Robot yang dapat mengambil tugas perawatan kesehatan dasar untuk mendukung pekerjaan dokter dan perawat mungkin menjadi jalan masa depan. Siapa tahu, mungkin suatu saat robot medis bisa meresepkan obat Anda? Itulah ide di balik robot penginderaan struktural 3-D yang sedang dikembangkan dan diuji di Universitas Simon Fraser oleh Woo Soo Kim, profesor di School of Mechatronic Systems Engineering.

“Pandemi baru-baru ini menunjukkan kebutuhan untuk meminimalkan interaksi manusia-ke-manusia antara petugas kesehatan dan pasien,” kata Kim, yang menulis dua makalah baru-baru ini tentang subjek — perspektif tentang teknologi dan demonstrasi kegunaan robot dalam perawatan kesehatan. “Ada peluang untuk merasakan robot untuk mengukur informasi perawatan kesehatan penting atas nama penyedia perawatan di masa depan.”

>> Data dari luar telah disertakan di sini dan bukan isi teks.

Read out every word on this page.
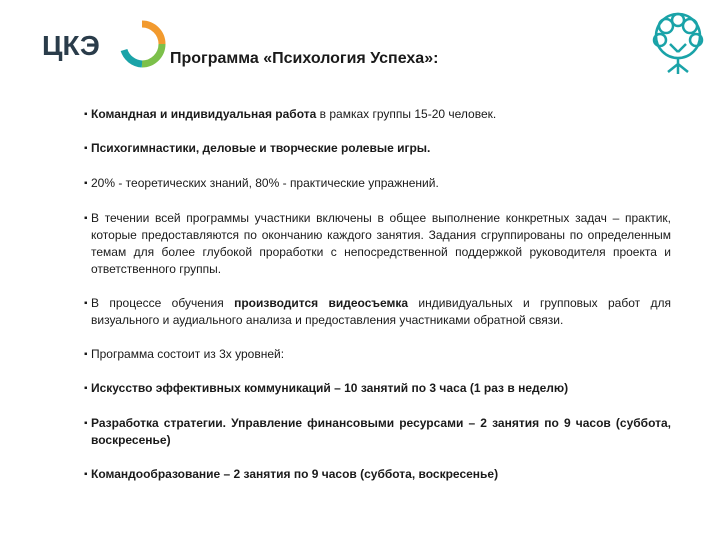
ЦКЭ	Программа «Психология Успеха»:
▪ Командная и индивидуальная работа в рамках группы 15-20 человек.
▪ Психогимнастики, деловые и творческие ролевые игры.
▪ 20% - теоретических знаний, 80% - практические упражнений.
▪ В течении всей программы участники включены в общее выполнение конкретных задач – практик, которые предоставляются по окончанию каждого занятия. Задания сгруппированы по определенным темам для более глубокой проработки с непосредственной поддержкой руководителя проекта и ответственного группы.
▪ В процессе обучения производится видеосъемка индивидуальных и групповых работ для визуального и аудиального анализа и предоставления участниками обратной связи.
▪ Программа состоит из 3х уровней:
▪ Искусство эффективных коммуникаций – 10 занятий по 3 часа (1 раз в неделю)
▪ Разработка стратегии. Управление финансовыми ресурсами – 2 занятия по 9 часов (суббота, воскресенье)
▪ Командообразование – 2 занятия по 9 часов (суббота, воскресенье)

Tim peneliti Kim memprogram dua robot, sosok humanoid dan lengan robotik, untuk mengukur sinyal fisiologis manusia, bekerja dari Laboratorium Manufaktur Aditif Kim yang terletak di gedung teknik baru SFU Surrey. Lengan robotik, dibuat menggunakan struktur origami cetak 3-D Kim, berisi elektroda biomedis di ujung setiap jari. Saat tangan menyentuh seseorang, ia mendeteksi sinyal fisiologis, termasuk dari elektrokardiogram (yang memantau detak jantung), laju pernapasan, elektromiogram (memantau sinyal listrik dari gerakan otot) dan suhu.

Robot humanoid juga dapat memantau kadar oksigen, yang dapat digunakan untuk memantau kondisi mereka yang mengembangkan COVID-19 parah. Data tersebut dapat dilihat secara real-time di monitor robot atau dikirim langsung ke penyedia layanan kesehatan.

Kim merencanakan pengembangan dan pengujian robot lebih lanjut bersama dengan kolaborator perawatan kesehatan. Pada tahap ini, robot mampu mengumpulkan informasi pasien secara pasif. Tetapi dalam dekade berikutnya, dia mengatakan bisa jadi robot perawatan kesehatan yang dilengkapi dengan kecerdasan buatan dapat mengambil peran yang lebih aktif, berinteraksi dengan pasien, memproses data yang telah mereka kumpulkan dan bahkan meresepkan obat.

Studi lebih lanjut juga perlu melibatkan penentuan tingkat penerimaan untuk jenis teknologi ini di antara berbagai kelompok usia, dari remaja hingga manula, di lingkungan rumah sakit.


Sebuah penelitian memprediksi interaksi yang mulus antara manusia dan robot


Informasi lebih lanjut:
Tae ‐ Ho Kim dkk, Robot Penginderaan Origami 3D untuk Pemantauan Koperasi Kesehatan, Teknologi Material Canggih (2021). DOI: 10.1002 / admt.202000938

Disediakan oleh Universitas Simon Fraser

Kutipan: Pandemi saat ini menyoroti bagaimana robot perawatan kesehatan jarak jauh dapat bermanfaat di masa depan (2021, 27 Februari) diakses 27 Februari 2021 dari https://techxplore.com/news/2021-02-current-pandemic-highlights-remote-healthcare. html

Dokumen ini memiliki hak cipta. Selain dari transaksi yang adil untuk tujuan studi atau penelitian pribadi, tidak ada bagian yang boleh direproduksi tanpa izin tertulis. Konten disediakan untuk tujuan informasi saja.